Der junge Anwalt Peter Rohm (Kai Wiesinger) ist fasziniert von seinen historischen Nachforschungen um den berüchtigten KZ-Folterers Josef Mengele. Als Rohm zum Geburtstag eine alte SS-Uniform des Nazi-Mediziners erhält, folgt er leichtfertig der ausgelegten Spur und trifft in Argentinien auf einen 87-Jährigen (Götz George), der nur zu gern vermuten läßt, er sei Josef Mengele. Rohm soll ihn in Deutschland verteidigen und gerät in ein mehrfaches Dilemma.
Als aufrichtiger Linker und historisch bewußter Mensch wünscht er eine harte Strafe für den sogenannten "Todesengel von Auschwitz". Als Jurist meint er, jedem Menschen stehe ein gerechtes Verfahren zu. So übernimmt Rohm die Verteidigung des vermeintlichen Mengele, wodurch er und das Rechtssystem einer extremen Belastung ausgesetzt werden: Wie kann man solch einer Bestie Gerechtigkeit widerfahren lassen, ihr Raum zu hoch intelligent verqueren Verteidigungsreden einräumen? Die Gemeinschaft Rohms mit seiner Frau - zusammen arbeiteten sie an einem Buch über Mengele - zerbricht. Irgendwann "schützen" rechte Schläger den linken Anwalt.
Die Auseinandersetzung mit Tätern der Nazizeit ist ein gewagtes Thema, da der Wunsch nach Verschweigen und Vergessen verbreitet ist. Als man Mengele 1979 für tot erklärte, hatte die Erleichterung unterschiedliche Gründe. "Nichts als die Wahrheit" stellt die große Frage "Warum?" auch wenn es keine Antwort gibt - vielleicht auch nicht geben kann. Der fesselnde Film erlaubt sich, die Sicht Mengeles auszubreiten, der mit dem provozierenden Satz antritt "Die Zeit ist reif, meine Motive zu verstehen."
Es ist dabei nicht die Schneider/Schwerte-Problematik, mit der Frage, ob ein Mensch sich ändern kann, ob man, wenn man urteilt oder ausspuckt den gleichen Menschen wie vor fünfzig Jahren trifft. Hier versucht jemand mit dem Zynismus, der auch Teilen der modernen Medizin anhaftet, grausamste Verbrechen zu rechtfertigen. Das Tragische dabei ist, dass er wohl selber in diesem Glauben tätig war.
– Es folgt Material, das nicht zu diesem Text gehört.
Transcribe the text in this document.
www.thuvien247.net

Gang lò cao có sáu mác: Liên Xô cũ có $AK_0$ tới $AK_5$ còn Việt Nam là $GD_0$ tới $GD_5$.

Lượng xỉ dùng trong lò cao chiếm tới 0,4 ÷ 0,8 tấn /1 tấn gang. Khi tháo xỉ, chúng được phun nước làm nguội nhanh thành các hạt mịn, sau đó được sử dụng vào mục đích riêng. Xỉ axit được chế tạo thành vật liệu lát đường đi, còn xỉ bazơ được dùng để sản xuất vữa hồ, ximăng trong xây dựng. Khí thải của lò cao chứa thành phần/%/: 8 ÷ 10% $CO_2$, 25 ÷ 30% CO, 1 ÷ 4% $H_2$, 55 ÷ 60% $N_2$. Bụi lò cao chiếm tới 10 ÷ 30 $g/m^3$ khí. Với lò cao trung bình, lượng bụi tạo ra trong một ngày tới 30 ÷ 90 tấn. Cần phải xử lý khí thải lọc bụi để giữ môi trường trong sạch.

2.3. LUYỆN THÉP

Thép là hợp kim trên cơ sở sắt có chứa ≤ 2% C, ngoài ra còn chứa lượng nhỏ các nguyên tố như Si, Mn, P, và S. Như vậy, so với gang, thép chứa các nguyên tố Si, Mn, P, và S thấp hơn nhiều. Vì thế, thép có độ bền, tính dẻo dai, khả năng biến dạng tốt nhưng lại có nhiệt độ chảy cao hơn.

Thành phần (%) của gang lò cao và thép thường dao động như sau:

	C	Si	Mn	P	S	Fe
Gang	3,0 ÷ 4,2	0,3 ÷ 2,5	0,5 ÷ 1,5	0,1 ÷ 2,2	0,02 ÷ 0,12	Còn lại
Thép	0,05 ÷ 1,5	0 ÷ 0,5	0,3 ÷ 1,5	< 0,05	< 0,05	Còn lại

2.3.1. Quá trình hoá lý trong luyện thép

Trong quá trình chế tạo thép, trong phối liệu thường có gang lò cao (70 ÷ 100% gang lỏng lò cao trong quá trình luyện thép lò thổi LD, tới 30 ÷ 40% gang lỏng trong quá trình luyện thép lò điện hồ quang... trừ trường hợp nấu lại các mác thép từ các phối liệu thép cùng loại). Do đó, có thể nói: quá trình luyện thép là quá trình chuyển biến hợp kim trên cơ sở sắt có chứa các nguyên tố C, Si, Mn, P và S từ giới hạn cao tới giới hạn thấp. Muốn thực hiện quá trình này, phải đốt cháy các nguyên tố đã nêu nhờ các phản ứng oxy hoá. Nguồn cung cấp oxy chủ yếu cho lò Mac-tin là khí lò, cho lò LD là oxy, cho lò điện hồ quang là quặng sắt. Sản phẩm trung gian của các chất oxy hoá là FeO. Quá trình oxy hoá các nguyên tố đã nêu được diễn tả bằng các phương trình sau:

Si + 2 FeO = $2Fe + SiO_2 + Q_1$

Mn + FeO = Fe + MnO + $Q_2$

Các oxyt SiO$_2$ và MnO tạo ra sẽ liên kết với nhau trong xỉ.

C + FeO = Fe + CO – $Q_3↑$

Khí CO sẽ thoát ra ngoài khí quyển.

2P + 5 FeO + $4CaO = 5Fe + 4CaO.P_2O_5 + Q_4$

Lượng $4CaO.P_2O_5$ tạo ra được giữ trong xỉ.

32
Götz George spielt ähnlich wie in "Der Totmacher" wieder äußerst eindrucksvoll. Als Mengele ist seine Haut bleich wie die von "Nosferatu", die Augen leuchten hart. Kai Wiesinger hält sich daneben als Anwalt vortrefflich. Zusammen mit Regisseur Roland Suso Richter zeigte er sich ja in "14 Tage lebenslänglich" erstmals als vielseitiger Schauspieler. Immer wieder findet Roland Suso Richter beim gekonnten Spiel mit den Zeitebenen außergewöhnliche Kameraperspektiven und Bilder, die dem Film eine große cinematographische Qualität geben. Das ist ein ganz anderer Stoff als Armin Müller-Stahls "Hitlerfilm" "Gespräch mit dem Biest", schlüssiger, packender und in jeder Hinsicht gelungener.
Dabei ignoriert der Film nach dem Drehbuch von Johannes W. Betz nicht die jungen und alten Neonazis von Heute, deren vielfältiger Einfluß fast zum Mord an Mengele führt. Immer wieder spielt die Außenwirkung der "Wiedergeburt" Mengeles eine große Rolle. Die Macher des Films sicherten sich angesichts des heiklen Themas ab, bezogen schon beim Rohschnitt Vertreter jüdischer Gemeinschaften mit ein.